Most fail when they either can’t or won’t transition from building a product to building a business.

This book is not about the Accidental Entrepreneur. It is about the “purposeful entrepreneur”. The Purposeful Entrepreneur begins with a big idea. Not the solution to a small, focused problem, but an idea with larger scope and impact. From the very beginning the Purposeful Entrepreneur plans on building a business with impact. They think further ahead. They have visions of greatness. They are driven by scale. They want to change their piece of the world.

But most of all, every Purposeful Entrepreneur that I have known loves business. Business for business’ sake. As an art form. As the highest expression of the most complex strategic games that humans play.

So what does the Purposeful Entrepreneur do? They plan on bigness from the start. They plan on success. They plan on rapid success. But mostly they plan. They put the right team together. They raise capital. They execute quickly. They succeed or meet the Blue Screen of Death.

The world is littered with books about entrepreneurial success. Even books documenting high profile failures begin with wild success. But most attempts to create significant businesses out of dust do not end with entrepreneurial success. They end in anguish.

When the Accidental Entrepreneur fails it is a painful thing, but the sphere of people touched by the event is limited by the scope of the startup. When the Purposeful Entrepreneur fails… well, we are left with a much bigger hole in the ground.
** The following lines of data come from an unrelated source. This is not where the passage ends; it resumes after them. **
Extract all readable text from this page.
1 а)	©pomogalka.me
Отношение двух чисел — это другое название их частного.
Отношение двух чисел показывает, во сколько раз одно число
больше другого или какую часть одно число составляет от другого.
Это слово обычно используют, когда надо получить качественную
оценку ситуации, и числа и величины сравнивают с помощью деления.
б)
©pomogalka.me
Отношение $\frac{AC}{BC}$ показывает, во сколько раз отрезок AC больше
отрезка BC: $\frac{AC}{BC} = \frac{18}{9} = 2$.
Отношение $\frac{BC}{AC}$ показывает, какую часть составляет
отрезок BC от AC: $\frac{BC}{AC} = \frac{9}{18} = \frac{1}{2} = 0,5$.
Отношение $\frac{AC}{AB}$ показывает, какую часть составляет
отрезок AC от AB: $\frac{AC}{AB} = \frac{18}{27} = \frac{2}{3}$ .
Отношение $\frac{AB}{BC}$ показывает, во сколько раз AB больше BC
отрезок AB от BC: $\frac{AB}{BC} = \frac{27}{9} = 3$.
Why is there so little written about entrepreneurial failure, with this the more common experience? For one, it takes a lot of courage, confidence, and borderline audacity to walk the path of the Purposeful Entrepreneur. When failure happens, it shakes one to the very core. Few want to talk about it, let alone write a book. Most retreat to the safety of traditional employment. A few lick their wounds and give it another go. Fewer yet eventually succeed.

“The Blue Screen of Death” is an important book. It captures the very essence of the gut-wrenching effort it takes to create a company from nothing. And even though it is fundamentally about failure, you will recognize that the difference between failure and success is but a few small decisions. Jawwad Farid, now a successful entrepreneur, emerged from failure more valuable than if he had succeeded. He learned the process, but also learned much about the inflection points that define failure and success. Jawwad is one of the few that took stock of the lessons learned, greatly expanded his personal capital, and gave it another go.

In the end, if you hunger success, it is most important to study failure.